Perriello says Goode could have “significant appeal” in Southwest and Southside Va.
We won’t know until next week whether former U.S. Rep. Virgil Goode of Rocky Mount will be on the Virginia ballot as the Constitution Party’s candidate for president.
But there’s plenty of speculation about the impact a Goode candidacy could have on the race in Virginia, where President Barack Obama and Republican nominee Mitt Romney are running neck and neck. Could Goode pull enough conservative votes away from Romney to tip a close race – and a key state — to Obama?
There’s at least one Democrat who isn’t underestimating Goode – former U.S. Rep. Tom Perriello of Albemarle County, who defeated Goode in 2008. Perriello spoke at Obama’s campaign rally in Charlottesville on Wednesday and was asked about Goode’s candidacy in a brief interview.
“I think there’s no question that if Virgil wants to go out and really make the case to the voters, he is going to have significant appeal in Southwest and Southside Virginia,” Perriello said. “I’ve talked to a lot of conservatives in those areas who really don’t like Romney – for good and bad reasons. “
Perriello said Romney’s record on outsourcing of jobs – a record that Romney’s campaign says Democrats have distorted – is “devastating for him in a lot of these old manufacturing communities.”
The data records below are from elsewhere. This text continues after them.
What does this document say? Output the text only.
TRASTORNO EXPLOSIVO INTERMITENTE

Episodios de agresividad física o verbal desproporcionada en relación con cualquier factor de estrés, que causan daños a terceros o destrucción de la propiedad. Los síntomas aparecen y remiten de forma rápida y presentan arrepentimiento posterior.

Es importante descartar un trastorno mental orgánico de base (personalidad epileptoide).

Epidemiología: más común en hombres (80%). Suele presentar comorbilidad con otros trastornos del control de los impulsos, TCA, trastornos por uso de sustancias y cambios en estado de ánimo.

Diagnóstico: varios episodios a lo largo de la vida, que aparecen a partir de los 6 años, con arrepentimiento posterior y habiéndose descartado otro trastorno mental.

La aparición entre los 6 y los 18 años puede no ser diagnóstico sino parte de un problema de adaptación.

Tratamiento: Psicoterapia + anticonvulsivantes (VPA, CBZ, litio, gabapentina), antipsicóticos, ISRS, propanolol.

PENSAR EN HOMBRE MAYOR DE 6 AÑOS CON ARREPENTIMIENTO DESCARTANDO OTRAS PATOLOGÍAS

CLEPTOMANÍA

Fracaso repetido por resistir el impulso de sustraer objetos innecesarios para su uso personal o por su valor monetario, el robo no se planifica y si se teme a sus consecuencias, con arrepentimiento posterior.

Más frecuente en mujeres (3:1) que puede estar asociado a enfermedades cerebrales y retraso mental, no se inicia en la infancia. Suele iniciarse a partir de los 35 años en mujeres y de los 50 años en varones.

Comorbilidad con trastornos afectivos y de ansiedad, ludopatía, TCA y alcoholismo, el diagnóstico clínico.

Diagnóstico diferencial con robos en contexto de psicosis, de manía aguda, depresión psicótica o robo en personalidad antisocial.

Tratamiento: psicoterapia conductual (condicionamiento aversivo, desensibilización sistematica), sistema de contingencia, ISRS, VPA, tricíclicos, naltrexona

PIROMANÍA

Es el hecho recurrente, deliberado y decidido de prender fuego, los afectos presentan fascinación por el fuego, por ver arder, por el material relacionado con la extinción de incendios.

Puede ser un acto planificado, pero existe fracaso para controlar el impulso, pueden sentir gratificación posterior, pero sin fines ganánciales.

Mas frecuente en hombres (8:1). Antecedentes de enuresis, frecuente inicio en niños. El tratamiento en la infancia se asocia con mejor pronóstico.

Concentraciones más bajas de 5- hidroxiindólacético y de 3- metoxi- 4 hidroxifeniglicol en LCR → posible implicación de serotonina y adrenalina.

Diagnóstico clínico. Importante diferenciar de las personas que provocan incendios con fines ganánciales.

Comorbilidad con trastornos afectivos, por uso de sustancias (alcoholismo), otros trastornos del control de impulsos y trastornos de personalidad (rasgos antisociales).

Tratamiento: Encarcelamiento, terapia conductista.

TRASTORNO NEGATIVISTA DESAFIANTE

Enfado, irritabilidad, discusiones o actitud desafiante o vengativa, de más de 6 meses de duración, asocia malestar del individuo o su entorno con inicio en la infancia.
“Virgil knows how to talk that talk and, in some ways, as a conservative populist , can address the economic woes of a lot of voters who are probably not going to ever vote for the president,” said Perriello, who was defeated in 2010 by Republican Robert Hurt. “Does he end up making a dent or not? If he wants to go out there and do the grassroots politics, no one does it better.”
The state board of elections is scheduled to certify third-party candidates for the presidential election ballot on Tuesday.